Andersen queria todas as coisas que lhe faltaram na infância, o conforto que os seus colegas e vizinhos desfrutavam. Ela queria ser como as pessoas nos anúncios, com as suas salas de estar imaculadas. Cada nova compra trazia uma pequena corrida à dopamina que se desvaneceu assim que a coisa saiu da sua caixa e ocupou espaço. À medida que começou a adquirir cada vez mais coisas e cada vez mais dívidas, começou a sentir-se como se estivesse a cair no padrão estabelecido pela sua mãe.

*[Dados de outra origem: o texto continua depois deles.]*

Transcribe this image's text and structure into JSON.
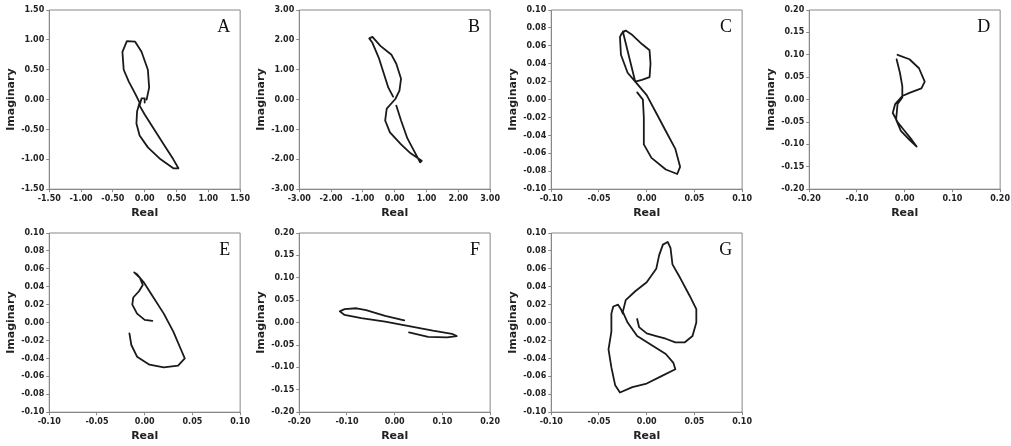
{
  "chart_data": [
    {
      "type": "line",
      "annotations": [
        "A"
      ],
      "xlabel": "Real",
      "ylabel": "Imaginary",
      "marker": "none",
      "line_style": "solid",
      "xlim": [
        -1.5,
        1.5
      ],
      "ylim": [
        -1.5,
        1.5
      ],
      "xticks": [
        {
          "value": -1.5,
          "label": "-1.50"
        },
        {
          "value": -1,
          "label": "-1.00"
        },
        {
          "value": -0.5,
          "label": "-0.50"
        },
        {
          "value": 0,
          "label": "0.00"
        },
        {
          "value": 0.5,
          "label": "0.50"
        },
        {
          "value": 1,
          "label": "1.00"
        },
        {
          "value": 1.5,
          "label": "1.50"
        }
      ],
      "yticks": [
        {
          "value": -1.5,
          "label": "-1.50"
        },
        {
          "value": -1,
          "label": "-1.00"
        },
        {
          "value": -0.5,
          "label": "-0.50"
        },
        {
          "value": 0,
          "label": "0.00"
        },
        {
          "value": 0.5,
          "label": "0.50"
        },
        {
          "value": 1,
          "label": "1.00"
        },
        {
          "value": 1.5,
          "label": "1.50"
        }
      ],
      "series": [
        {
          "color": "#1a1a1a",
          "x": [
            0.03,
            0.07,
            0.05,
            -0.05,
            -0.15,
            -0.28,
            -0.35,
            -0.33,
            -0.25,
            -0.15,
            -0.08,
            -0.12,
            -0.13,
            -0.08,
            0.05,
            0.25,
            0.45,
            0.53,
            0.45,
            0.3,
            0.15,
            0,
            -0.08,
            -0.05,
            0,
            0
          ],
          "values": [
            0,
            0.2,
            0.5,
            0.8,
            0.97,
            0.98,
            0.8,
            0.5,
            0.3,
            0.1,
            -0.05,
            -0.2,
            -0.4,
            -0.6,
            -0.8,
            -1,
            -1.15,
            -1.15,
            -1,
            -0.75,
            -0.5,
            -0.25,
            -0.1,
            0.02,
            0.02,
            -0.05
          ]
        }
      ]
    },
    {
      "type": "line",
      "annotations": [
        "B"
      ],
      "xlabel": "Real",
      "ylabel": "Imaginary",
      "marker": "none",
      "line_style": "solid",
      "xlim": [
        -3,
        3
      ],
      "ylim": [
        -3,
        3
      ],
      "xticks": [
        {
          "value": -3,
          "label": "-3.00"
        },
        {
          "value": -2,
          "label": "-2.00"
        },
        {
          "value": -1,
          "label": "-1.00"
        },
        {
          "value": 0,
          "label": "0.00"
        },
        {
          "value": 1,
          "label": "1.00"
        },
        {
          "value": 2,
          "label": "2.00"
        },
        {
          "value": 3,
          "label": "3.00"
        }
      ],
      "yticks": [
        {
          "value": -3,
          "label": "-3.00"
        },
        {
          "value": -2,
          "label": "-2.00"
        },
        {
          "value": -1,
          "label": "-1.00"
        },
        {
          "value": 0,
          "label": "0.00"
        },
        {
          "value": 1,
          "label": "1.00"
        },
        {
          "value": 2,
          "label": "2.00"
        },
        {
          "value": 3,
          "label": "3.00"
        }
      ],
      "series": [
        {
          "color": "#1a1a1a",
          "x": [
            -0.05,
            -0.2,
            -0.35,
            -0.5,
            -0.7,
            -0.8,
            -0.7,
            -0.45,
            -0.1,
            0.05,
            0.2,
            0.15,
            0.02,
            -0.25,
            -0.3,
            -0.15,
            0.2,
            0.5,
            0.85,
            0.8,
            0.6,
            0.4,
            0.2,
            0.05
          ],
          "values": [
            0.1,
            0.4,
            0.9,
            1.4,
            1.9,
            2.05,
            2.1,
            1.8,
            1.5,
            1.2,
            0.7,
            0.3,
            0.02,
            -0.3,
            -0.7,
            -1.1,
            -1.5,
            -1.8,
            -2.05,
            -2.1,
            -1.7,
            -1.3,
            -0.7,
            -0.2
          ]
        }
      ]
    },
    {
      "type": "line",
      "annotations": [
        "C"
      ],
      "xlabel": "Real",
      "ylabel": "Imaginary",
      "marker": "none",
      "line_style": "solid",
      "xlim": [
        -0.1,
        0.1
      ],
      "ylim": [
        -0.1,
        0.1
      ],
      "xticks": [
        {
          "value": -0.1,
          "label": "-0.10"
        },
        {
          "value": -0.05,
          "label": "-0.05"
        },
        {
          "value": 0,
          "label": "0.00"
        },
        {
          "value": 0.05,
          "label": "0.05"
        },
        {
          "value": 0.1,
          "label": "0.10"
        }
      ],
      "yticks": [
        {
          "value": -0.1,
          "label": "-0.10"
        },
        {
          "value": -0.08,
          "label": "-0.08"
        },
        {
          "value": -0.06,
          "label": "-0.06"
        },
        {
          "value": -0.04,
          "label": "-0.04"
        },
        {
          "value": -0.02,
          "label": "-0.02"
        },
        {
          "value": 0,
          "label": "0.00"
        },
        {
          "value": 0.02,
          "label": "0.02"
        },
        {
          "value": 0.04,
          "label": "0.04"
        },
        {
          "value": 0.06,
          "label": "0.06"
        },
        {
          "value": 0.08,
          "label": "0.08"
        },
        {
          "value": 0.1,
          "label": "0.10"
        }
      ],
      "series": [
        {
          "color": "#1a1a1a",
          "x": [
            -0.022,
            -0.026,
            -0.028,
            -0.027,
            -0.02,
            -0.012,
            -0.005,
            0.003,
            0.004,
            0.003,
            -0.005,
            -0.015,
            -0.022,
            -0.025,
            -0.012,
            0,
            0.01,
            0.02,
            0.03,
            0.035,
            0.032,
            0.02,
            0.005,
            -0.003,
            -0.003,
            -0.004,
            -0.01
          ],
          "values": [
            0.077,
            0.074,
            0.07,
            0.05,
            0.03,
            0.02,
            0.022,
            0.025,
            0.04,
            0.055,
            0.062,
            0.072,
            0.077,
            0.076,
            0.02,
            0.005,
            -0.015,
            -0.035,
            -0.055,
            -0.075,
            -0.083,
            -0.078,
            -0.065,
            -0.05,
            -0.02,
            0,
            0.008
          ]
        }
      ]
    },
    {
      "type": "line",
      "annotations": [
        "D"
      ],
      "xlabel": "Real",
      "ylabel": "Imaginary",
      "marker": "none",
      "line_style": "solid",
      "xlim": [
        -0.2,
        0.2
      ],
      "ylim": [
        -0.2,
        0.2
      ],
      "xticks": [
        {
          "value": -0.2,
          "label": "-0.20"
        },
        {
          "value": -0.1,
          "label": "-0.10"
        },
        {
          "value": 0,
          "label": "0.00"
        },
        {
          "value": 0.1,
          "label": "0.10"
        },
        {
          "value": 0.2,
          "label": "0.20"
        }
      ],
      "yticks": [
        {
          "value": -0.2,
          "label": "-0.20"
        },
        {
          "value": -0.15,
          "label": "-0.15"
        },
        {
          "value": -0.1,
          "label": "-0.10"
        },
        {
          "value": -0.05,
          "label": "-0.05"
        },
        {
          "value": 0,
          "label": "0.00"
        },
        {
          "value": 0.05,
          "label": "0.05"
        },
        {
          "value": 0.1,
          "label": "0.10"
        },
        {
          "value": 0.15,
          "label": "0.15"
        },
        {
          "value": 0.2,
          "label": "0.20"
        }
      ],
      "series": [
        {
          "color": "#1a1a1a",
          "x": [
            -0.015,
            0.01,
            0.03,
            0.042,
            0.035,
            0.01,
            -0.005,
            -0.02,
            -0.025,
            -0.015,
            0,
            0.015,
            0.025,
            0.01,
            -0.008,
            -0.018,
            -0.015,
            -0.005,
            -0.005,
            -0.01,
            -0.017
          ],
          "values": [
            0.1,
            0.09,
            0.07,
            0.04,
            0.025,
            0.015,
            0.008,
            -0.01,
            -0.03,
            -0.05,
            -0.07,
            -0.09,
            -0.105,
            -0.09,
            -0.07,
            -0.045,
            -0.01,
            0.005,
            0.03,
            0.06,
            0.09
          ]
        }
      ]
    },
    {
      "type": "line",
      "annotations": [
        "E"
      ],
      "xlabel": "Real",
      "ylabel": "Imaginary",
      "marker": "none",
      "line_style": "solid",
      "xlim": [
        -0.1,
        0.1
      ],
      "ylim": [
        -0.1,
        0.1
      ],
      "xticks": [
        {
          "value": -0.1,
          "label": "-0.10"
        },
        {
          "value": -0.05,
          "label": "-0.05"
        },
        {
          "value": 0,
          "label": "0.00"
        },
        {
          "value": 0.05,
          "label": "0.05"
        },
        {
          "value": 0.1,
          "label": "0.10"
        }
      ],
      "yticks": [
        {
          "value": -0.1,
          "label": "-0.10"
        },
        {
          "value": -0.08,
          "label": "-0.08"
        },
        {
          "value": -0.06,
          "label": "-0.06"
        },
        {
          "value": -0.04,
          "label": "-0.04"
        },
        {
          "value": -0.02,
          "label": "-0.02"
        },
        {
          "value": 0,
          "label": "0.00"
        },
        {
          "value": 0.02,
          "label": "0.02"
        },
        {
          "value": 0.04,
          "label": "0.04"
        },
        {
          "value": 0.06,
          "label": "0.06"
        },
        {
          "value": 0.08,
          "label": "0.08"
        },
        {
          "value": 0.1,
          "label": "0.10"
        }
      ],
      "series": [
        {
          "color": "#1a1a1a",
          "x": [
            0.008,
            0,
            -0.008,
            -0.013,
            -0.012,
            -0.006,
            -0.002,
            -0.005,
            -0.011,
            -0.008,
            -0.001,
            0.008,
            0.02,
            0.03,
            0.038,
            0.042,
            0.035,
            0.02,
            0.005,
            -0.008,
            -0.014,
            -0.016
          ],
          "values": [
            0.002,
            0.003,
            0.01,
            0.02,
            0.028,
            0.035,
            0.042,
            0.05,
            0.056,
            0.054,
            0.045,
            0.03,
            0.01,
            -0.01,
            -0.03,
            -0.04,
            -0.048,
            -0.05,
            -0.047,
            -0.038,
            -0.025,
            -0.012
          ]
        }
      ]
    },
    {
      "type": "line",
      "annotations": [
        "F"
      ],
      "xlabel": "Real",
      "ylabel": "Imaginary",
      "marker": "none",
      "line_style": "solid",
      "xlim": [
        -0.2,
        0.2
      ],
      "ylim": [
        -0.2,
        0.2
      ],
      "xticks": [
        {
          "value": -0.2,
          "label": "-0.20"
        },
        {
          "value": -0.1,
          "label": "-0.10"
        },
        {
          "value": 0,
          "label": "0.00"
        },
        {
          "value": 0.1,
          "label": "0.10"
        },
        {
          "value": 0.2,
          "label": "0.20"
        }
      ],
      "yticks": [
        {
          "value": -0.2,
          "label": "-0.20"
        },
        {
          "value": -0.15,
          "label": "-0.15"
        },
        {
          "value": -0.1,
          "label": "-0.10"
        },
        {
          "value": -0.05,
          "label": "-0.05"
        },
        {
          "value": 0,
          "label": "0.00"
        },
        {
          "value": 0.05,
          "label": "0.05"
        },
        {
          "value": 0.1,
          "label": "0.10"
        },
        {
          "value": 0.15,
          "label": "0.15"
        },
        {
          "value": 0.2,
          "label": "0.20"
        }
      ],
      "series": [
        {
          "color": "#1a1a1a",
          "x": [
            0.02,
            -0.02,
            -0.06,
            -0.08,
            -0.105,
            -0.115,
            -0.105,
            -0.07,
            -0.02,
            0.03,
            0.08,
            0.12,
            0.13,
            0.11,
            0.07,
            0.03
          ],
          "values": [
            0.005,
            0.015,
            0.028,
            0.032,
            0.03,
            0.025,
            0.017,
            0.01,
            0.002,
            -0.008,
            -0.018,
            -0.025,
            -0.03,
            -0.033,
            -0.032,
            -0.022
          ]
        }
      ]
    },
    {
      "type": "line",
      "annotations": [
        "G"
      ],
      "xlabel": "Real",
      "ylabel": "Imaginary",
      "marker": "none",
      "line_style": "solid",
      "xlim": [
        -0.1,
        0.1
      ],
      "ylim": [
        -0.1,
        0.1
      ],
      "xticks": [
        {
          "value": -0.1,
          "label": "-0.10"
        },
        {
          "value": -0.05,
          "label": "-0.05"
        },
        {
          "value": 0,
          "label": "0.00"
        },
        {
          "value": 0.05,
          "label": "0.05"
        },
        {
          "value": 0.1,
          "label": "0.10"
        }
      ],
      "yticks": [
        {
          "value": -0.1,
          "label": "-0.10"
        },
        {
          "value": -0.08,
          "label": "-0.08"
        },
        {
          "value": -0.06,
          "label": "-0.06"
        },
        {
          "value": -0.04,
          "label": "-0.04"
        },
        {
          "value": -0.02,
          "label": "-0.02"
        },
        {
          "value": 0,
          "label": "0.00"
        },
        {
          "value": 0.02,
          "label": "0.02"
        },
        {
          "value": 0.04,
          "label": "0.04"
        },
        {
          "value": 0.06,
          "label": "0.06"
        },
        {
          "value": 0.08,
          "label": "0.08"
        },
        {
          "value": 0.1,
          "label": "0.10"
        }
      ],
      "series": [
        {
          "color": "#1a1a1a",
          "x": [
            -0.01,
            -0.008,
            0,
            0.01,
            0.02,
            0.03,
            0.04,
            0.048,
            0.052,
            0.052,
            0.045,
            0.035,
            0.027,
            0.025,
            0.022,
            0.017,
            0.013,
            0.01,
            0,
            -0.012,
            -0.022,
            -0.025,
            -0.02,
            -0.01,
            0.005,
            0.02,
            0.028,
            0.03,
            0.015,
            0,
            -0.015,
            -0.028,
            -0.033,
            -0.037,
            -0.04,
            -0.037,
            -0.037,
            -0.035,
            -0.03,
            -0.027,
            -0.025
          ],
          "values": [
            0.004,
            -0.005,
            -0.012,
            -0.015,
            -0.018,
            -0.022,
            -0.022,
            -0.015,
            0,
            0.015,
            0.03,
            0.05,
            0.065,
            0.083,
            0.09,
            0.087,
            0.075,
            0.06,
            0.045,
            0.035,
            0.025,
            0.012,
            0,
            -0.015,
            -0.025,
            -0.035,
            -0.045,
            -0.052,
            -0.06,
            -0.068,
            -0.072,
            -0.078,
            -0.07,
            -0.05,
            -0.03,
            -0.01,
            0.01,
            0.018,
            0.02,
            0.015,
            0.01
          ]
        }
      ]
    }
  ]
}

p>Ela entrou em linha em busca de uma solução. A pesquisa apareceu nos blogs sobre “minimalismo”: um estilo de vida de viver com menos e ser feliz com, e mais consciente do que já se possui. Os blogueiros minimalistas eram homens e mulheres que, como ela, tiveram uma epifania que veio de uma crise pessoal de consumismo. A compra de mais não os tinha conseguido tornar mais felizes. De facto, estava a apanhá-los, e eles precisavam de encontrar uma nova relação com os seus bens – geralmente deitando fora a maior parte deles. Depois de descartar o máximo que podiam, os bloggers mostraram os seus apartamentos vazios e partilharam as estratégias que utilizavam para possuir não mais de 100 objectos. Os conselhos granjearam-lhes grandes seguimentos e começaram a solicitar doações ou a vender livros. A presidir a eles estava Marie Kondo, uma guru da limpeza japonesa cujos livros se estavam a tornar best-sellers internacionais. O principal mandamento do Kondoismo era abandonar qualquer coisa que não “faíscasse alegria” – uma frase que logo se tornou familiar em todo o mundo.

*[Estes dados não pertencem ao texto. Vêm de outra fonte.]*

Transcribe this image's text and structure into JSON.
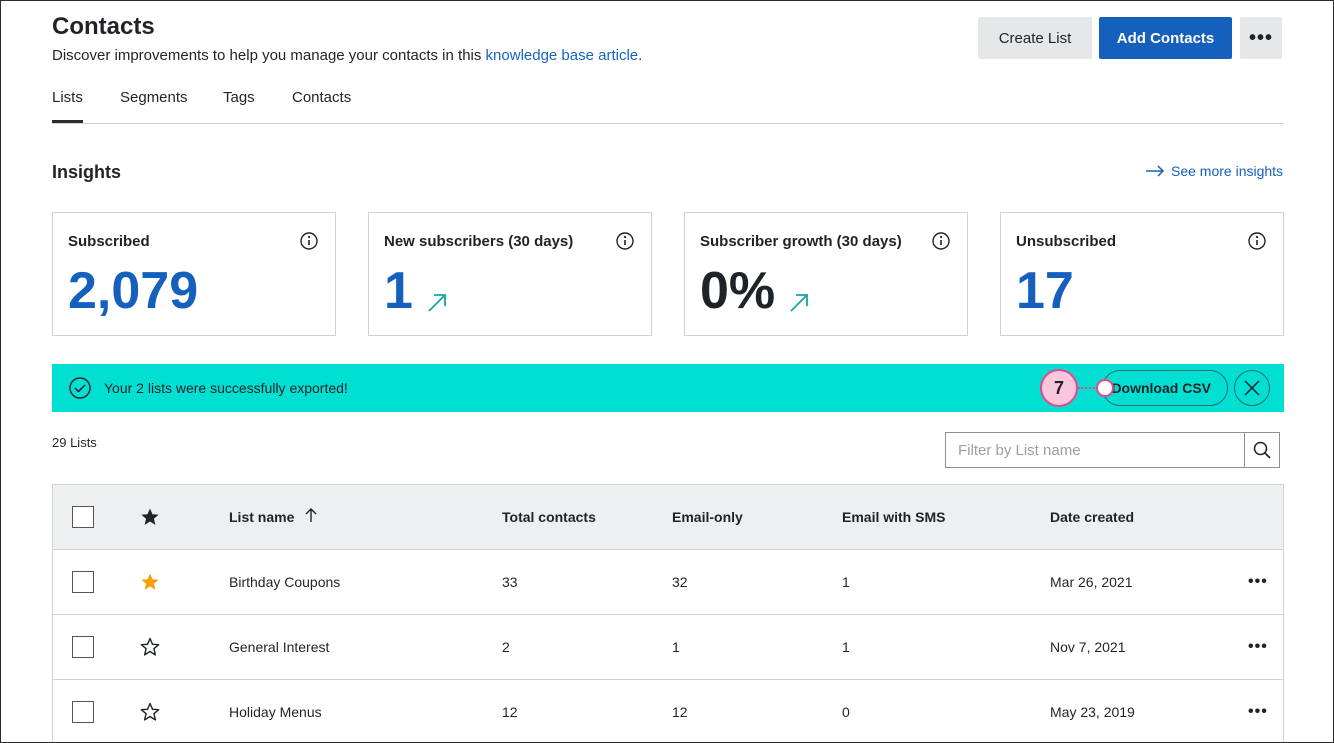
{
  "header": {
    "title": "Contacts",
    "subtitle_prefix": "Discover improvements to help you manage your contacts in this ",
    "subtitle_link": "knowledge base article",
    "subtitle_suffix": ".",
    "create_list_label": "Create List",
    "add_contacts_label": "Add Contacts",
    "more_label": "•••"
  },
  "tabs": [
    {
      "label": "Lists",
      "active": true
    },
    {
      "label": "Segments",
      "active": false
    },
    {
      "label": "Tags",
      "active": false
    },
    {
      "label": "Contacts",
      "active": false
    }
  ],
  "insights": {
    "title": "Insights",
    "see_more": "See more insights",
    "cards": [
      {
        "label": "Subscribed",
        "value": "2,079",
        "trend": false
      },
      {
        "label": "New subscribers (30 days)",
        "value": "1",
        "trend": true
      },
      {
        "label": "Subscriber growth (30 days)",
        "value": "0%",
        "trend": true
      },
      {
        "label": "Unsubscribed",
        "value": "17",
        "trend": false
      }
    ]
  },
  "banner": {
    "message": "Your 2 lists were successfully exported!",
    "download_label": "Download CSV",
    "step_number": "7",
    "color": "#00dfd2"
  },
  "lists": {
    "count_label": "29 Lists",
    "filter_placeholder": "Filter by List name",
    "columns": [
      "List name",
      "Total contacts",
      "Email-only",
      "Email with SMS",
      "Date created"
    ],
    "rows": [
      {
        "name": "Birthday Coupons",
        "total": "33",
        "email_only": "32",
        "email_sms": "1",
        "date": "Mar 26, 2021",
        "starred": true
      },
      {
        "name": "General Interest",
        "total": "2",
        "email_only": "1",
        "email_sms": "1",
        "date": "Nov 7, 2021",
        "starred": false
      },
      {
        "name": "Holiday Menus",
        "total": "12",
        "email_only": "12",
        "email_sms": "0",
        "date": "May 23, 2019",
        "starred": false
      }
    ],
    "row_more_label": "•••"
  },
  "colors": {
    "brand_blue": "#1560bd",
    "teal_trend": "#13a89e",
    "star_gold": "#f5a00b",
    "annotation_pink": "#e8478b"
  }
}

O que os blogueiros colectivamente chamavam de minimalismo equivalia a uma espécie de simplicidade iluminada, uma mensagem moral combinada com um estilo visual particularmente austero. Este estilo foi exposto principalmente no Instagram e no Pinterest. Algumas marcas da imagem minimalista surgiram: azulejos brancos limpos do metro, mobiliário ao estilo dos modernos escandinavos de meados do século XX, e vestuário feito de tecidos orgânicos de marcas que prometiam que só precisariam de comprar uma de cada peça. Ao lado dos produtos estavam memes monocromáticos com slogans tais como “Possuir menos coisas”. Encontre mais propósito”. A tendência não era tão subtil como o seu nome sugeria; o minimalismo era uma marca para se identificar tanto como uma forma de lidar com a confusão.

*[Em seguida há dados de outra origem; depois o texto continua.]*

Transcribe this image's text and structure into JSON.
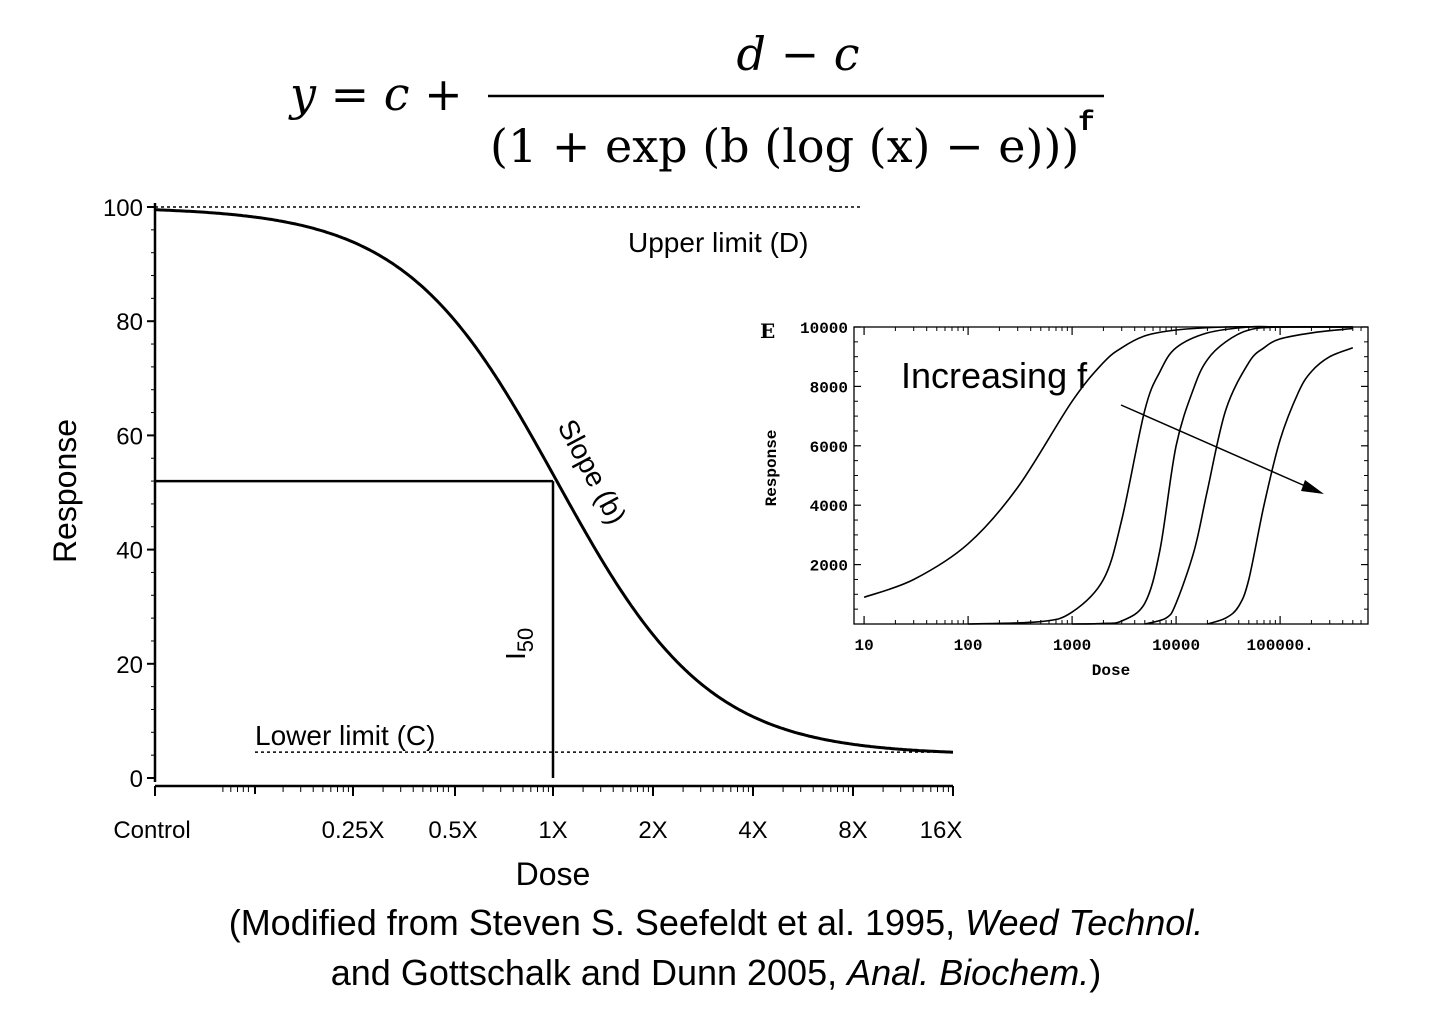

Andersen comprou os livros minimalistas e ouviu os podcasts. Ela removeu tudo das paredes da sua casa, limpou todas as superfícies e instalou móveis feitos de pinho claro para que os quartos brilhassem ao sol. Sem comprar coisas novas, o casal tinha dinheiro suficiente para pagar as suas contas e os empréstimos estudantis de Shane. Andersen sentiu um peso a ser libertado que ia além da ausência de desordem. Ela sentiu que o feitiço do consumismo sobre ela tinha sido quebrado. “Não é preciso querer coisas”, disse ela. “É uma coisa meditativa, quase como repetir um mantra”
Conheci Andersen em 2017 em Cincinnati, onde ambos estávamos a assistir a uma palestra sobre minimalismo realizada num local de concertos local. Tínhamos vindo para ver um par de bloggers ebulientes chamados Joshua Fields Millburn e Ryan Nicodemus, que começaram a chamar-se a si próprios os Minimalistas em 2010. Ambos tinham gozado de seis dígitos de salário em marketing tecnológico, mas no meio de crescentes dívidas e problemas de dependência, carregaram no botão reset, virando-se em vez disso para o blogging – blogging sobre como se livraram de tudo e recomeçaram. Os Minimalistas auto-publicaram livros e acumularam milhões de ouvintes de podcasts. Em 2016, o seu documentário sobre práticas minimalistas em todo o país foi captado pela Netflix. A maioria dos fãs com quem falei em Cincinnati citou o filme como o seu momento de conversão ao minimalismo.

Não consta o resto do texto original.